El “reclutamiento” de los jóvenes en Soacha, el Eje Cafetero y algunos municipios en la costa norte, su transporte en busca de un combate fingido en algún pueblo lejano y sus tumbas como enigmas, sencillas, con apenas dos letras y una fecha incierta, demuestran las habilidades de los cazadores para encontrar las presas más vulnerables. Luego de la muerte aparecen algunas fotos repartidas en los muros de la ciudad: un interrogante desesperado que leen los curiosos en el paradero. La más silenciosa de las alarmas. En muchos casos no queda más que la resignación y la incertidumbre que dejan los ahogados. Sólo un año después de los primeros “enganches” la colección de víctimas comenzó a mostrar sus rasgos comunes: una especie numerosa e invisible de jornaleros y rebuscadores, una legión de camineros por obligación a los que es imposible seguir hasta sus tumbas. Ni siquiera alcanza para el pasaje de Soacha hasta Ocaña: “Yo quiero irme de aquí, pero no he podido. Es que mi hijo era el que me ayudaba y ahora tengo que buscar plata para vivir y hacer vueltas. Hasta una amiga y la esposa de mi hijo salieron a pedir plata en la calle para traer el cuerpo de mi hijo de por allá”, las palabras de una de las madres de Soacha sirven para todas.

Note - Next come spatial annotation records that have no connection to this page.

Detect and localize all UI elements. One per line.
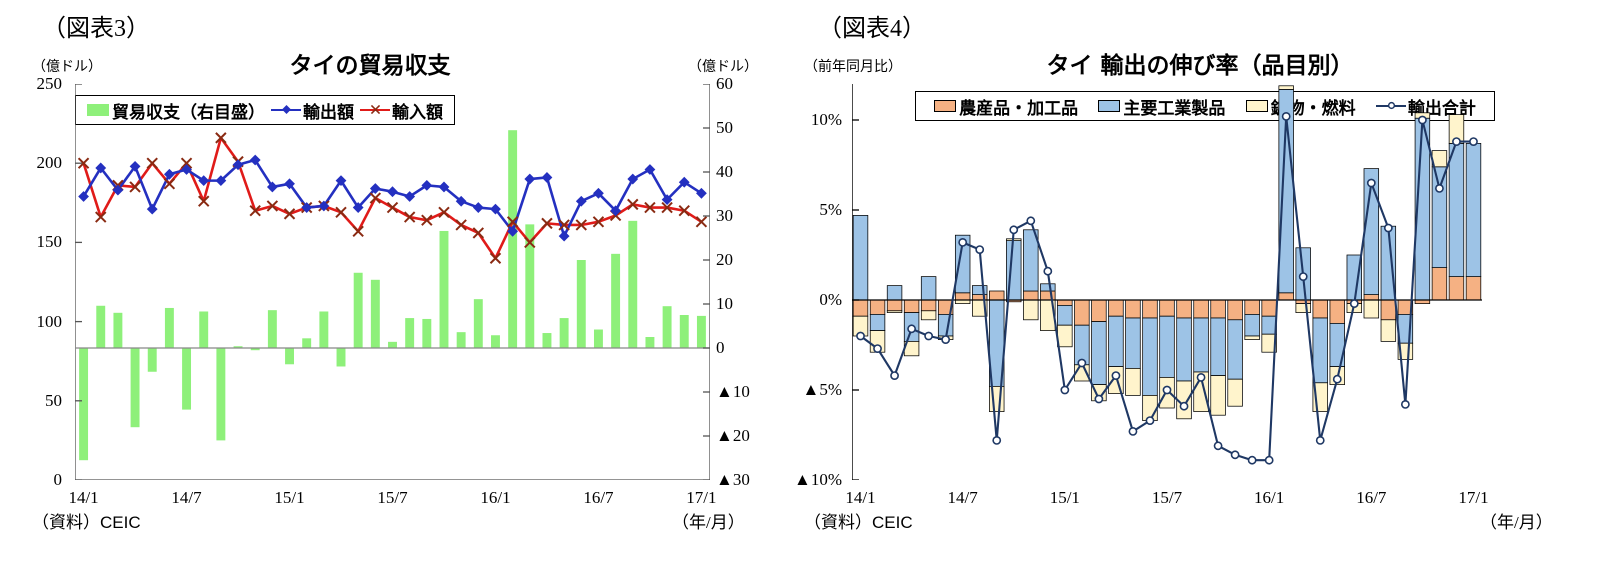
figure3-plot-area: [75, 84, 710, 480]
figure3-xtick: 16/7: [583, 488, 613, 508]
figure4-plot-area: [852, 84, 1482, 480]
figure3-y2tick: 10: [716, 294, 733, 314]
figure4-xaxis-unit: （年/月）: [1480, 508, 1553, 533]
figure3-ytick: 0: [20, 470, 62, 490]
figure4-left-unit: （前年同月比）: [804, 56, 902, 76]
figure3-title: タイの貿易収支: [180, 46, 560, 80]
figure4-source: （資料）CEIC: [804, 508, 913, 533]
figure4-xtick: 17/1: [1458, 488, 1488, 508]
figure3-y2tick: 30: [716, 206, 733, 226]
figure4-xtick: 16/7: [1356, 488, 1386, 508]
figure3-panel: （図表3） タイの貿易収支 （億ドル） （億ドル） 貿易収支（右目盛） 輸出額: [0, 0, 790, 561]
figure4-label: （図表4）: [818, 8, 926, 43]
figure3-ytick: 50: [20, 391, 62, 411]
figure4-ytick: 5%: [790, 200, 842, 220]
figure4-ytick: 0%: [790, 290, 842, 310]
figure3-y2tick: 40: [716, 162, 733, 182]
figure4-xtick: 15/7: [1152, 488, 1182, 508]
figure3-label: （図表3）: [42, 8, 150, 43]
figure3-xtick: 15/1: [274, 488, 304, 508]
figure3-y2tick: 20: [716, 250, 733, 270]
figure4-panel: （図表4） タイ 輸出の伸び率（品目別） （前年同月比） 農産品・加工品 主要工…: [790, 0, 1597, 561]
figure4-ytick: ▲10%: [790, 470, 842, 490]
figure4-ytick: ▲5%: [790, 380, 842, 400]
figure4-title: タイ 輸出の伸び率（品目別）: [990, 46, 1410, 80]
figure3-y2tick: 60: [716, 74, 733, 94]
figure3-xtick: 15/7: [377, 488, 407, 508]
figure3-xaxis-unit: （年/月）: [672, 508, 745, 533]
figure3-y2tick: ▲10: [716, 382, 750, 402]
figure3-right-unit: （億ドル）: [688, 56, 758, 76]
figure3-xtick: 17/1: [686, 488, 716, 508]
figure3-y2tick: ▲20: [716, 426, 750, 446]
figure3-ytick: 200: [20, 153, 62, 173]
figure3-ytick: 250: [20, 74, 62, 94]
figure3-y2tick: 0: [716, 338, 725, 358]
figure3-y2tick: 50: [716, 118, 733, 138]
figure3-left-unit: （億ドル）: [32, 56, 102, 76]
figure3-xtick: 16/1: [480, 488, 510, 508]
figure4-xtick: 14/1: [845, 488, 875, 508]
figure3-ytick: 150: [20, 232, 62, 252]
figure3-source: （資料）CEIC: [32, 508, 141, 533]
figure3-y2tick: ▲30: [716, 470, 750, 490]
figure4-xtick: 14/7: [948, 488, 978, 508]
figure3-ytick: 100: [20, 312, 62, 332]
figure4-xtick: 16/1: [1254, 488, 1284, 508]
page-root: （図表3） タイの貿易収支 （億ドル） （億ドル） 貿易収支（右目盛） 輸出額: [0, 0, 1597, 561]
figure4-ytick: 10%: [790, 110, 842, 130]
figure3-xtick: 14/1: [68, 488, 98, 508]
figure3-xtick: 14/7: [171, 488, 201, 508]
figure4-xtick: 15/1: [1050, 488, 1080, 508]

La estrategia de estos cazadores no difiere mucho del método que usó Luis Alfredo Garavito durante sus correrías de sádico taciturno por Colombia. Caminando plazas de mercado, canchas de barrios periféricos, semáforos concurridos. Luego de 176 víctimas, unas gafas torcidas y unos zapatos viejos al lado del cuerpo de un niño se logró seguir el ovillo de sus rutas. Sus víctimas, más jóvenes, también bordeaban límites peligrosos: soñaban con ir a la playa en un camión, habían cambiado a su madre por el jefe en el puesto de mercado, querían comprar unos pedazos de carne para su perro. Iban y venían entre el mundo de protección y tedio de la familia y el azar prometedor de las calles.

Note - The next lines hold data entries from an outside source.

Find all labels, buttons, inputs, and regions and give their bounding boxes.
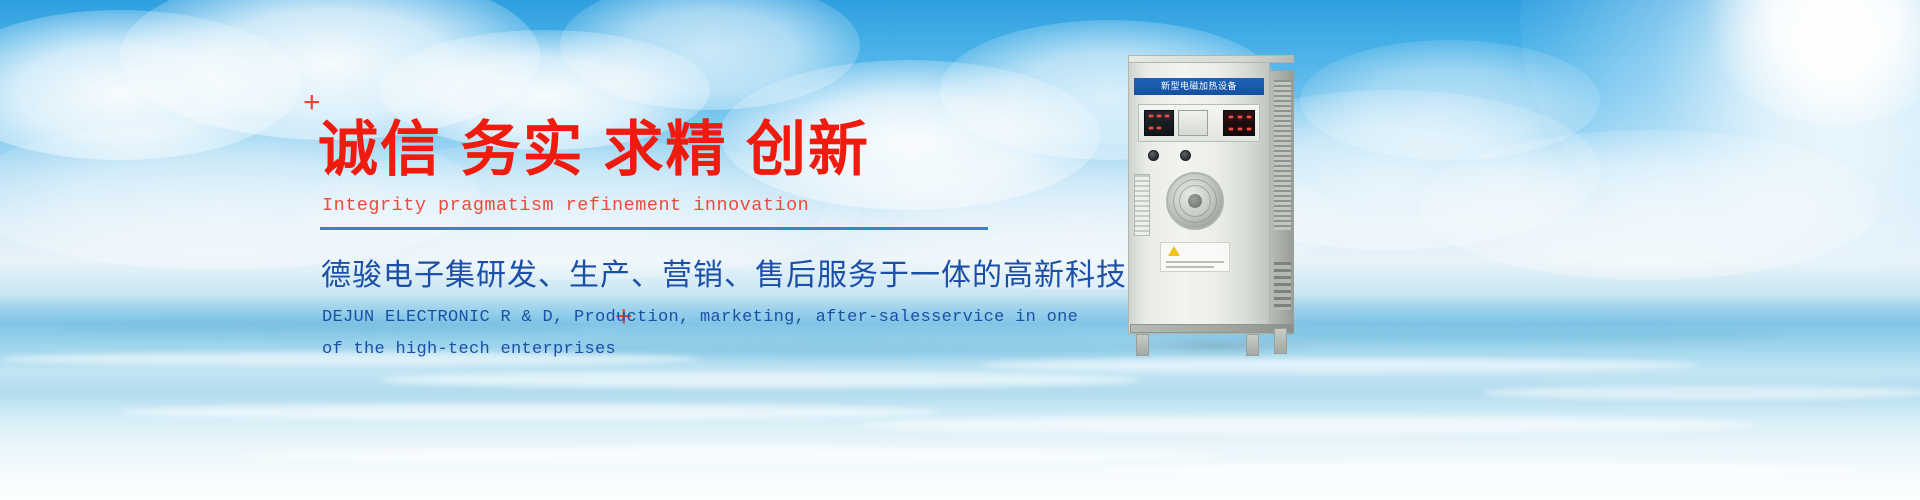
fan-vent-icon (1166, 172, 1224, 230)
headline-chinese: 诚信 务实 求精 创新 (318, 118, 1018, 181)
fan-hub (1188, 194, 1202, 208)
control-panel (1138, 104, 1260, 142)
side-vent-slats (1134, 174, 1150, 236)
wave-shape (380, 372, 1140, 388)
cabinet-base (1130, 324, 1294, 333)
cloud-shape (560, 0, 860, 110)
control-knob (1180, 150, 1191, 161)
tagline-english-line1: DEJUN ELECTRONIC R & D, Production, mark… (322, 303, 1018, 333)
divider-line (320, 227, 988, 230)
promotional-banner: + + 诚信 务实 求精 创新 Integrity pragmatism ref… (0, 0, 1920, 500)
control-knob (1148, 150, 1159, 161)
cloud-shape (1300, 40, 1600, 160)
ventilation-grille-lower (1274, 262, 1291, 310)
wave-shape (240, 446, 1220, 464)
wave-shape (860, 416, 1760, 434)
sun-core (1700, 0, 1920, 124)
wave-shape (980, 358, 1700, 372)
analog-gauge (1178, 110, 1208, 136)
wave-shape (1100, 462, 1860, 478)
display-meter-left (1144, 110, 1174, 136)
ventilation-grille-upper (1274, 80, 1291, 230)
cabinet-foot (1246, 334, 1259, 356)
cloud-shape (1420, 130, 1880, 280)
sun-glow (1520, 0, 1920, 270)
tagline-english-line2: of the high-tech enterprises (322, 335, 1018, 365)
product-image-heating-cabinet: 新型电磁加热设备 (1128, 62, 1296, 352)
wave-shape (1480, 386, 1920, 400)
display-meter-right (1223, 110, 1255, 136)
product-label: 新型电磁加热设备 (1134, 78, 1264, 95)
tagline-chinese: 德骏电子集研发、生产、营销、售后服务于一体的高新科技企业 (321, 250, 1018, 294)
banner-text-block: 诚信 务实 求精 创新 Integrity pragmatism refinem… (318, 96, 1018, 365)
cabinet-foot (1274, 328, 1287, 354)
headline-english: Integrity pragmatism refinement innovati… (322, 195, 1018, 216)
warning-triangle-icon (1168, 246, 1180, 256)
wave-shape (120, 404, 940, 420)
cabinet-foot (1136, 334, 1149, 356)
cloud-shape (0, 10, 300, 160)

Mirando las esquinas es difícil imaginar esas temibles celadas que esconden las ciudades. La marca de los verdugos no se advierte en las calles, está reservada para los cuentos y las fábulas. Es más fácil identificar las víctimas. El comienzo de un poema de Víctor Gaviria nos entrega una pista ineludible: “Para los hijos de los pobres siempre hay la esperanza de perderse en el laberinto de las calles y nunca aparecer”.